TIME Gay Rights

What the Gay Rights Movement Should Learn from Martin Luther King, Jr.

Martin Luther King Jr.
Civil Rights activist Rev. Dr. Martin Luther King Jr. gives a sermon at Ebenezer Baptist Church. Donald Uhrbrock / Time Life Pictures / Getty Images

In contrast to contemporary gay activists, King found a way to condemn evil without condemning the evildoer

I was recently in a discussion with a gay activist who was angry at my insistence that we treat our opposition with compassion. How, he wondered, could I expect our community to be kind to those who continue to fight against us? Quoting Martin Luther King, I told him that only love can drive out the hatred of our opponents, to which he responded, “Sometimes I think we can love too much.”

Well, in the spirit of Dr. King, I disagree with my gay brother. I do, however, worry that many of our loudest gay activists agree with him. That is, even as they position themselves within the tradition that produced Dr. King, they seem to have lost sight of King’s true legacy of love.

The current landscape of queer politics is growing increasingly hostile. We no longer prize intellectual conversation, preferring instead to dismiss our opponents in 140-character feats of rhetoric. We routinely scour the private lives and social media accounts of our political opponents in the hopes of demonizing them as archaic, unthinking, and bigoted. Whenever we find an example of queer hatred, we are quick to convince the public that the only proper way to deal with these haters is to hate them.

In contrast to contemporary gay activists, King found a way to condemn evil without condemning the evildoer. From within the midst of a people grown weary with struggle, King stood up to remind the oppressed of the humanity of their oppressors; to remind them that if love were the goal, then the path of hatred would never lead them there.

This isn’t to suggest King wasn’t angry — he was. With the righteous indignation of a prophet, he demanded that his society grant him the dignity that God had guaranteed him. But King’s anger must be situated within his overall ethics of nonviolent resistance. King might have marched into the corrupt marketplace of his day, hurling to the ground every graven ideology of injustice; but his actions and his message only have meaning when they are framed within his firm conviction that “unconditional love will have the final word in reality.”

Though we have come quite far in the past few years, we are still routinely discriminated against. But rather than follow King’s example, some of us have decided to meet ideological violence head on with our own. We demand to be taken seriously, even as we dismiss our opponents’ request that we listen to them.

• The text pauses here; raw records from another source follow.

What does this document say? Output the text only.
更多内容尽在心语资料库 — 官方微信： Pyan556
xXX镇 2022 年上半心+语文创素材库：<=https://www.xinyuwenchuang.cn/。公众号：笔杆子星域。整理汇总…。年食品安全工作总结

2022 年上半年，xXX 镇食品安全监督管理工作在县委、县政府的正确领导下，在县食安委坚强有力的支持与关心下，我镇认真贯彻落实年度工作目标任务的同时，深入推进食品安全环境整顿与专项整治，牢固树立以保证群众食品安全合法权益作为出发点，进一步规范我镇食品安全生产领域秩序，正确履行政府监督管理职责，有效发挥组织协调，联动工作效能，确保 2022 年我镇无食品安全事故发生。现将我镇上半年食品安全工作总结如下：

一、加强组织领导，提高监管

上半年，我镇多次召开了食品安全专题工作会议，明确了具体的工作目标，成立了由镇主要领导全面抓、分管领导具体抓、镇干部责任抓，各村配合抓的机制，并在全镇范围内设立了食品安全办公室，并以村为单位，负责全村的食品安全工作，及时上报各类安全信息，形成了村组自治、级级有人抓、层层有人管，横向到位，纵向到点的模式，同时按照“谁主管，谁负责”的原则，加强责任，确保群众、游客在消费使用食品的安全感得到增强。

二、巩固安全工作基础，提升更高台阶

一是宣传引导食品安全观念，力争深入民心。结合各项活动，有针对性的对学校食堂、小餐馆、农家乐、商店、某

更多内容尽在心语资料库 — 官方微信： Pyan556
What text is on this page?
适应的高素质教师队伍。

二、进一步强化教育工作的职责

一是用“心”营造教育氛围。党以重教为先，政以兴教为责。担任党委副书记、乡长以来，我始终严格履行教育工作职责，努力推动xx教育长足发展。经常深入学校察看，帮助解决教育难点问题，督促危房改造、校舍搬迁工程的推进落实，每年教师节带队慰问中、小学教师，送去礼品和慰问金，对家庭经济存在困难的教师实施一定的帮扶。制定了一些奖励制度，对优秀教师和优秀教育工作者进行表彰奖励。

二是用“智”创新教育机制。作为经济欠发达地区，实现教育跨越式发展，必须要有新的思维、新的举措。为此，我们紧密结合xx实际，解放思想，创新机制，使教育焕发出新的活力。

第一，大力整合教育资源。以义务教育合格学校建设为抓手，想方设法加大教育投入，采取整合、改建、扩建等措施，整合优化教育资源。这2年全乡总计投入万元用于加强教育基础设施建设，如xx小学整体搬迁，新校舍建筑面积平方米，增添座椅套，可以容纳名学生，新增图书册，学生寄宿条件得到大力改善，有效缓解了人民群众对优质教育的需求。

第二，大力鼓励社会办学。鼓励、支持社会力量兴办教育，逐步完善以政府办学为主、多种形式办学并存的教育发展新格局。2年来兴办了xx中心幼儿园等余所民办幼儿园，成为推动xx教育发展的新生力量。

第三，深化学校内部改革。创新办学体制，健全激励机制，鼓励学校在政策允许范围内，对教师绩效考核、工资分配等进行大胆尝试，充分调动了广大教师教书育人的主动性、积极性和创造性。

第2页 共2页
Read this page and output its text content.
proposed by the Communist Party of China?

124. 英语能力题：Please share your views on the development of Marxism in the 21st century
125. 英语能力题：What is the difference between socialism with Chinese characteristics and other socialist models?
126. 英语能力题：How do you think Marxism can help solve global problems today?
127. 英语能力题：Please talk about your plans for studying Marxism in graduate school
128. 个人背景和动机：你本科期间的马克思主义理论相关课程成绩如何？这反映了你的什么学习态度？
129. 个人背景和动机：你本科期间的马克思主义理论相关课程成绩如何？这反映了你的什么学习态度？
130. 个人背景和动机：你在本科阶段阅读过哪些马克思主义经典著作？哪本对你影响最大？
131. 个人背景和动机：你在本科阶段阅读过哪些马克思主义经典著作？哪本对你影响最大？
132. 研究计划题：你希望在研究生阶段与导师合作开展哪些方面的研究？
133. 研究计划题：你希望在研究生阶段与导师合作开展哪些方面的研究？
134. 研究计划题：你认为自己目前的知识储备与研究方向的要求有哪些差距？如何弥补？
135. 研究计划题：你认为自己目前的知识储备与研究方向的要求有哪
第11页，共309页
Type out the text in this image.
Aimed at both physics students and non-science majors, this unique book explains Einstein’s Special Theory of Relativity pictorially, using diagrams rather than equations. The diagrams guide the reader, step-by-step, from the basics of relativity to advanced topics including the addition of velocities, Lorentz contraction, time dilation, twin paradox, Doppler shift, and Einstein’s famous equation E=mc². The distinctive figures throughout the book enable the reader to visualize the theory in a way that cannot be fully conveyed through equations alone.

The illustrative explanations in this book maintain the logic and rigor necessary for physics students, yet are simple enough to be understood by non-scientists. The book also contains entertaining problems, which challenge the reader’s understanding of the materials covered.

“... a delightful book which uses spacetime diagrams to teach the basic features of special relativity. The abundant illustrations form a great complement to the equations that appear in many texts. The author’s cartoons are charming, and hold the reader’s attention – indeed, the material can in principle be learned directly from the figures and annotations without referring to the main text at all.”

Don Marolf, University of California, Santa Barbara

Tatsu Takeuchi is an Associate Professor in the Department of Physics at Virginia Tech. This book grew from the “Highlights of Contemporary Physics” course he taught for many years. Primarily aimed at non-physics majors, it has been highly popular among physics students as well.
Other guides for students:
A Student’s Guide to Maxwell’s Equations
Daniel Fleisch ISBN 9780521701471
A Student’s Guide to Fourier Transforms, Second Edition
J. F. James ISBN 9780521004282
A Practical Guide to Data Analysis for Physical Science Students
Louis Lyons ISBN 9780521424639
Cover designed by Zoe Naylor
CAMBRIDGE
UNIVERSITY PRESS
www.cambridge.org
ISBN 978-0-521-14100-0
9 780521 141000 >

Here, too, we can learn from King, who calls us to “see the enemy’s point of view, to hear his questions, to know his assessment of ourselves.” For, as he reasons, it is possible for all of us to “learn and grow and profit from the wisdom of the brothers who are called the opposition.” When we listen to our enemies — no, when we listen to our brothers — we allow ourselves the opportunity to effect lasting change at relational levels. Further, by seeking to understand those with whom we disagree, we call bluff on the entire system of fundamentalism, which is the very condition that makes ideological tyranny possible in the first place.

King called for blacks to love the white men who hated them. Why? Because, says King, the white man “needs the love of the Negro … to remove his tensions, insecurities, and fears.” In a similar way, when we love the straight people who fear and misunderstand us, we become an example of the kind of queer love we’re advocating. When we love our opposition, without any promise of return, we remind our power-drunk world that true love is always queer since it subverts the norm of tribalism by forcing the lover to traverse the chasm between “us” and “them.”

Of course, King’s is only one way of doing activism. We have every right to keep going about queer politics with the same fundamentalism we’re ironically impugning. But if we are serious about our desire to be “on the right side of history,” we need to be clear about where exactly that boundary is drawn. As Dr. King reminds us, that boundary isn’t between black and white, or queer and straight — that boundary is between hate and love. If Dr. King is right about this, then I wonder if it’s possible to side with the queers, and yet still be on the wrong side of history.

But perhaps rather than think of love as merely the right choice to make, we should think of it a bit differently: as the liberating choice to make. Perhaps, following in the footsteps of one of history’s greatest activists, we should choose to side with love since hate is, in his opinion, too great a burden to bear.

Brandon Ambrosino is a writer and professional dancer based in Baltimore.